Picking up where I left off last week, two of my all-time favorite albums — works that also are considered among the best of all time — celebrated the 50th anniversary of their release late last month. The previous post covered the first of those out of the gate, The Band’s self-titled second LP, issued Sept. 22, 1969
Four days later, Abbey Road by the Beatles was released. As a big Fab Four fan from their American debut, I might have been eagerly anticipating another album from my favorites, but I didn’t have a very good stereo system, and wasn’t buying a lot of LPs then.
Radio Free Madison, the “underground” station on Wisconsin capitol city’s WIBA-FM, introduced me to a lot albums and artists, but didn’t debut until Halloween of ’69. In late September, I was still getting most of my new music from Top 40 AM radio; the lone single off Abbey Road, “Something/Come Together,” wasn’t issued until two weeks after the LP, so that might have been my first taste of this classic album.
But before I delve into the music of the last LP the Fab Four recorded (although not the last they released), there was something else Beatle-related that caught my attention at that time. And the Abbey Road album cover figured in the phenomenon — in fact, might have been the icing on the cake.

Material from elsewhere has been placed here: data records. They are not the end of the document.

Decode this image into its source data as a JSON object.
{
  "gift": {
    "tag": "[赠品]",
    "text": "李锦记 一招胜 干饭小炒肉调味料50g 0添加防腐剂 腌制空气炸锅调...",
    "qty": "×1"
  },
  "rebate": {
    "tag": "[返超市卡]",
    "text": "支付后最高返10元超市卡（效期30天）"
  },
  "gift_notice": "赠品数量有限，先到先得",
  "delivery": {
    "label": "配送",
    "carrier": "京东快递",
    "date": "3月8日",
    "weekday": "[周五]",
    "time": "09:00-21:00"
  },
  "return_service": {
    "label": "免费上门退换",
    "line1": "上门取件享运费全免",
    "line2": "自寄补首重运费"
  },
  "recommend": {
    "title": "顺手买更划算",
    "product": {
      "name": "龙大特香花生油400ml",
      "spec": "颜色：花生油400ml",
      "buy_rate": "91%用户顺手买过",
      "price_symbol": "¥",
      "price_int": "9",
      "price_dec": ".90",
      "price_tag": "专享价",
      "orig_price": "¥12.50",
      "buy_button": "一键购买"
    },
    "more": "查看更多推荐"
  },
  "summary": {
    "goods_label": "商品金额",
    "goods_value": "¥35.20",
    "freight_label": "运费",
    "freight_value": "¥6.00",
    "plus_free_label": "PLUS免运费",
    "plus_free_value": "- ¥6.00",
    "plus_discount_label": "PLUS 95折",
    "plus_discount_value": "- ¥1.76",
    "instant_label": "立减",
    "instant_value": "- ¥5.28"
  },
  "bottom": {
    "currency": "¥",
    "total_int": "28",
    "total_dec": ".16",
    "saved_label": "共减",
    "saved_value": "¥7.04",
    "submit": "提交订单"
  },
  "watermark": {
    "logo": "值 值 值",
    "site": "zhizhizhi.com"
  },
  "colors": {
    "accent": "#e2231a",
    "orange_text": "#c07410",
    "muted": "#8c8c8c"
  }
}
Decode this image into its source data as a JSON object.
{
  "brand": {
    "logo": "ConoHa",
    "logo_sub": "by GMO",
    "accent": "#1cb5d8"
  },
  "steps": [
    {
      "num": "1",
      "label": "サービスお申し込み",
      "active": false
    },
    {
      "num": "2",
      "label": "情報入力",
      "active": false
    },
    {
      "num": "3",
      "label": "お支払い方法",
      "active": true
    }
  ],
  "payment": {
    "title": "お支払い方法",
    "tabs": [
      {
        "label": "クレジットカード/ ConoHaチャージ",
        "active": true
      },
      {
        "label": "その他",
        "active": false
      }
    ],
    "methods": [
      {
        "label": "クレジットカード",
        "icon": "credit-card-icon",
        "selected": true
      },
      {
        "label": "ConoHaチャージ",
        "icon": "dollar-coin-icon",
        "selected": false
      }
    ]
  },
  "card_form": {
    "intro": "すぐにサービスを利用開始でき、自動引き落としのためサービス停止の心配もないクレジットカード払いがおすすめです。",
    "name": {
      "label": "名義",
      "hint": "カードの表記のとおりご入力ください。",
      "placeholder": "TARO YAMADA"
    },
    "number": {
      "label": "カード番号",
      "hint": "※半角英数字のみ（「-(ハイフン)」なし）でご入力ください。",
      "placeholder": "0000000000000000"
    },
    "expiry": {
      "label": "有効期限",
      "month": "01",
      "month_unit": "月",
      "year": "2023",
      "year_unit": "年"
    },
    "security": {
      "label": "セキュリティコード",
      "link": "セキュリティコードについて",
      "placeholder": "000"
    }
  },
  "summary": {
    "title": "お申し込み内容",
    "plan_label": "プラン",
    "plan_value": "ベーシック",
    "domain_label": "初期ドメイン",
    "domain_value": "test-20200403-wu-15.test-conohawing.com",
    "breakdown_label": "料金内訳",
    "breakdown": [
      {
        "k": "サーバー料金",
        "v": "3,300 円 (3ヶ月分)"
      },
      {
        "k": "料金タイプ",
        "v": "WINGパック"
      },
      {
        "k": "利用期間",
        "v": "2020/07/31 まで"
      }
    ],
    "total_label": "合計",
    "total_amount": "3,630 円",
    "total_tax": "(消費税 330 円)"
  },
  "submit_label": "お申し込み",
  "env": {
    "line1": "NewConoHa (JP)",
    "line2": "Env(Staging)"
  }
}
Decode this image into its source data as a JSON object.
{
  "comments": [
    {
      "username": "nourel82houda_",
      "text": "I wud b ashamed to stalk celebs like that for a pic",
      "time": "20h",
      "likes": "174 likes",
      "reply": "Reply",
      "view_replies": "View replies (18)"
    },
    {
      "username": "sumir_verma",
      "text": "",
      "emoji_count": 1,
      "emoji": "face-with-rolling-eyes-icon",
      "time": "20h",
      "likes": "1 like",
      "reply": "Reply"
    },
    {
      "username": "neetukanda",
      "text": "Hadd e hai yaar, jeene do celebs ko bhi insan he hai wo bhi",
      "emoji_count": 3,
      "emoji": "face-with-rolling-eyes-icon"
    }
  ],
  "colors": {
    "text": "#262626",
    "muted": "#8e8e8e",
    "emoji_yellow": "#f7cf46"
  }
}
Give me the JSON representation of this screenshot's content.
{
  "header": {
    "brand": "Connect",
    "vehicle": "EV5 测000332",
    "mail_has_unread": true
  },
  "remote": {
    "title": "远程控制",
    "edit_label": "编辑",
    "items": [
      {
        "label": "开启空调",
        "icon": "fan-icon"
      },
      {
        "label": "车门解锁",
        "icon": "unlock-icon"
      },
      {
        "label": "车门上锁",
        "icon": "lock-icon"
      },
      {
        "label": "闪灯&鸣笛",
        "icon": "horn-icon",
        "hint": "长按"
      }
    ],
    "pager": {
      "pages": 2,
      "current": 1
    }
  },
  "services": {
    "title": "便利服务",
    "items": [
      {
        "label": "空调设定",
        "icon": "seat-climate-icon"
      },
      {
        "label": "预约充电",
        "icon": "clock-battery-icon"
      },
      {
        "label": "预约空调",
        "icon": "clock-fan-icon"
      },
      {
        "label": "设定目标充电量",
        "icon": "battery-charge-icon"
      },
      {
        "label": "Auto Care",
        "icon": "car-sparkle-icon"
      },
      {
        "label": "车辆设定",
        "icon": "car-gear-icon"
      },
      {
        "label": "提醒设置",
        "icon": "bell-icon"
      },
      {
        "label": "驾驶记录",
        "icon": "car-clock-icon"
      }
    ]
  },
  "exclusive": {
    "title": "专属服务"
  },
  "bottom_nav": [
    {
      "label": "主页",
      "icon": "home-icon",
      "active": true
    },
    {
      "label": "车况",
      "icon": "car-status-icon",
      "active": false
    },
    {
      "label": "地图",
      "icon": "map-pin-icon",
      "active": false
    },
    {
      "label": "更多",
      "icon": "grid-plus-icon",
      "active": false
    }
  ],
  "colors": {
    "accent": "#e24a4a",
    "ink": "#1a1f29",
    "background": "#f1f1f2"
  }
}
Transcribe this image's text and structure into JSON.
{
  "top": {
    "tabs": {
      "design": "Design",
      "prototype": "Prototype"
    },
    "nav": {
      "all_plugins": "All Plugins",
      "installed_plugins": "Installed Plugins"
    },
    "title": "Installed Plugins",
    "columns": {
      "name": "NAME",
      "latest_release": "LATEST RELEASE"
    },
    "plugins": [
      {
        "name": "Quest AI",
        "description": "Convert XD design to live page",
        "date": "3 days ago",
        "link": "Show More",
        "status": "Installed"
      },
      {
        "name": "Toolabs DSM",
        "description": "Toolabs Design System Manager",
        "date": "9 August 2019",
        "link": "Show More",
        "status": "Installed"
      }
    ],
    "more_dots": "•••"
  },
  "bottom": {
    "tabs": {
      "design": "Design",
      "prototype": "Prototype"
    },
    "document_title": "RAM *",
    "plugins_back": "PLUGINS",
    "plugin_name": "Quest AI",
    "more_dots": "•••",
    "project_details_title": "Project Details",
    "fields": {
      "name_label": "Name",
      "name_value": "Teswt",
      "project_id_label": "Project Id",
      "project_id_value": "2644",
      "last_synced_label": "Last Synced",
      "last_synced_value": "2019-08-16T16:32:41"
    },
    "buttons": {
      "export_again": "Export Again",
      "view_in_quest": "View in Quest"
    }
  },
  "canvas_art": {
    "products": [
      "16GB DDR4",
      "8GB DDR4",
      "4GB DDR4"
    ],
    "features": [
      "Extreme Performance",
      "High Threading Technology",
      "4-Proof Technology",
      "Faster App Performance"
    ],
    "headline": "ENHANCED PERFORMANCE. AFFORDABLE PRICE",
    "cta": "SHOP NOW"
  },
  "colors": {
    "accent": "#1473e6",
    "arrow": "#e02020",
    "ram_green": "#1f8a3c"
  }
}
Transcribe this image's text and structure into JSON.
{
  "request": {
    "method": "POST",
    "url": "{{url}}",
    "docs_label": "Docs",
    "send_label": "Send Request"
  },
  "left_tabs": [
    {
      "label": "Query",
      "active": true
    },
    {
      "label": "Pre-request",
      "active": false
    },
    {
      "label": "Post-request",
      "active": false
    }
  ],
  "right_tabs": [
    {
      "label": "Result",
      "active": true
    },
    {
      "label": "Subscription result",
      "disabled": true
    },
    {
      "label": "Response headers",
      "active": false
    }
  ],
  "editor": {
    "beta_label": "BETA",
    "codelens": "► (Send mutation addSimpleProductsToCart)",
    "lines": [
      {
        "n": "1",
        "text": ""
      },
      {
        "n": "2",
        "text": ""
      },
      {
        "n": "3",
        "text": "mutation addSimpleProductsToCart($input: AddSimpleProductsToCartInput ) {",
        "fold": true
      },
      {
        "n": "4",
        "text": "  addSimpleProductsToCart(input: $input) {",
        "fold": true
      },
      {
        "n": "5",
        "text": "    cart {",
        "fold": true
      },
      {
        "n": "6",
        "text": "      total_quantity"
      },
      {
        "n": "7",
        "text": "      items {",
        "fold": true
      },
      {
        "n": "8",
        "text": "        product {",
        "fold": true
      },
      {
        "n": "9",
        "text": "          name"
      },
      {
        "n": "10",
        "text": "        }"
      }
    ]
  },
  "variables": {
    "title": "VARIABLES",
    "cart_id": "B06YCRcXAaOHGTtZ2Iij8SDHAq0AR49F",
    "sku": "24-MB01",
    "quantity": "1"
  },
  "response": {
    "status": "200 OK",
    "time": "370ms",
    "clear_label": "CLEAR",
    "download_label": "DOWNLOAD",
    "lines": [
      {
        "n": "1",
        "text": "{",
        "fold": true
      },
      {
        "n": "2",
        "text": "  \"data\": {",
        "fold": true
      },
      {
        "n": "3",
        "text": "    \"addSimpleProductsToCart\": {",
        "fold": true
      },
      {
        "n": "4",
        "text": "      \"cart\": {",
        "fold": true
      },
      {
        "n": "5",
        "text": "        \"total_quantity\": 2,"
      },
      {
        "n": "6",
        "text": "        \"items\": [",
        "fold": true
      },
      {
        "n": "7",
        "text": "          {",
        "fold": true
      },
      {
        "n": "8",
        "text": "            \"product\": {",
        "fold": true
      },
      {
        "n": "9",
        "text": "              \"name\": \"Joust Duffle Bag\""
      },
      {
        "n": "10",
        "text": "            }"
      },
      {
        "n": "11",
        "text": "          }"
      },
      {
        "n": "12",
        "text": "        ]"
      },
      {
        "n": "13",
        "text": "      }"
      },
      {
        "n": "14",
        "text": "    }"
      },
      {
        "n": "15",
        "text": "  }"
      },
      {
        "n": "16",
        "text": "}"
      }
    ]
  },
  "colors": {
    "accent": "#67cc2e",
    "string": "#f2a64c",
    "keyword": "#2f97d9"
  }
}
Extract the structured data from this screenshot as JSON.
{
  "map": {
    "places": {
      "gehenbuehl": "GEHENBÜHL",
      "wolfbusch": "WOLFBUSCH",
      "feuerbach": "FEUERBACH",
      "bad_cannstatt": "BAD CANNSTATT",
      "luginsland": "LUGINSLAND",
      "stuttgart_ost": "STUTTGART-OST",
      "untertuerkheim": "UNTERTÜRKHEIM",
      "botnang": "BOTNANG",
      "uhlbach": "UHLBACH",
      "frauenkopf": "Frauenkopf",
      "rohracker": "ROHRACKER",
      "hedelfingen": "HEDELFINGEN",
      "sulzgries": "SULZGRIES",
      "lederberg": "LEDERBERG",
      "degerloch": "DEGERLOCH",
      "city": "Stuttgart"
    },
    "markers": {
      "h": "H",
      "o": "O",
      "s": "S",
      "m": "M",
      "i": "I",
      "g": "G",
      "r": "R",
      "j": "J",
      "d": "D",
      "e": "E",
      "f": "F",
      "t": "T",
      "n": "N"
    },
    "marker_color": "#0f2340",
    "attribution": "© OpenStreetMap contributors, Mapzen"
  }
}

In September of ’69, I was working for a Madison custodial company, cleaning offices evenings (when I should have been studying). One night, I was talking music with a co-worker, when the Beatles came up. “You know, Paul McCartney is dead?” he said, or something to that effect, and then began to explain the reasoning behind that extraordinary claim.
As far as I can recall, that was my introduction to a conspiracy theory that was inspired, retroactively, by music, album art and other tidbits from Sgt. Pepper’s Lonely Hearts Club Band on. According to Uncle Wiki, the original rumor — that McCartney had been killed in a 1966 traffic accident — resurfaced in September ’69, originating on college campuses and spreading therefrom, and being picked up by entertainment media.
The “clues” included the introduction of Billy Shears — the name of Paul’s supposed replacement — in the opening cut of Sgt. Pepper’s (although Ringo Starr does the lead vocal on the song introduced). The album’s concluding cut, “A Day in the Life,” includes the line “He blew his mind out in a car,” interpreted as a reference to McCartney’s being decapitated in the alleged crash.
Then there was the album art from Magical Mystery Tour, which alluded to one cut from the LP, “I Am the Walrus.” That is supposedly referenced in the lines from “Glass Onion” on The Beatles (the “White Album”): “Now here’s a little clue for you all/the walrus was Paul” — a walrus somehow being a dead person, in some context.
Also off the White Album was “Revolution No. 9,” some of the lyrics of which, if played backward, allegedly said “Turn me on dead man.” (The following year, some friends and I modified an old turntable to play the cut in reverse. We concluded that it did indeed sound like that — but, I must admit, we were seriously under the influence at the time.)
The cherry on this snow cone/snow job was the Abbey Road front cover photo, which showed McCartney barefoot, in a dark suit — signifying he was the corpse, and the other three were members of the funeral party. The license plate on the VW Beetle — what a coincidence, that car make and model! — in the background is “28IF” — which the conspiracy theorists claimed represented what Paul’s age would have been “IF” he’d lived.
The hoax proved hard to put to rest, and continued to be regurgitated, analyzed and debunked for years. (And parodied, by Eric Idle of Monty Python and Jose Feliciano, of all people, under the alias Werbley Finster.) The publicity it generated also apparently helped the increase the sales of Abbey Road (and earlier Beatles albums) that fall; the album perched at No. 1 on the Billboard chart for 11 weeks in the U.S.
Again, too much to say for one blog post, so I will continue in a few days.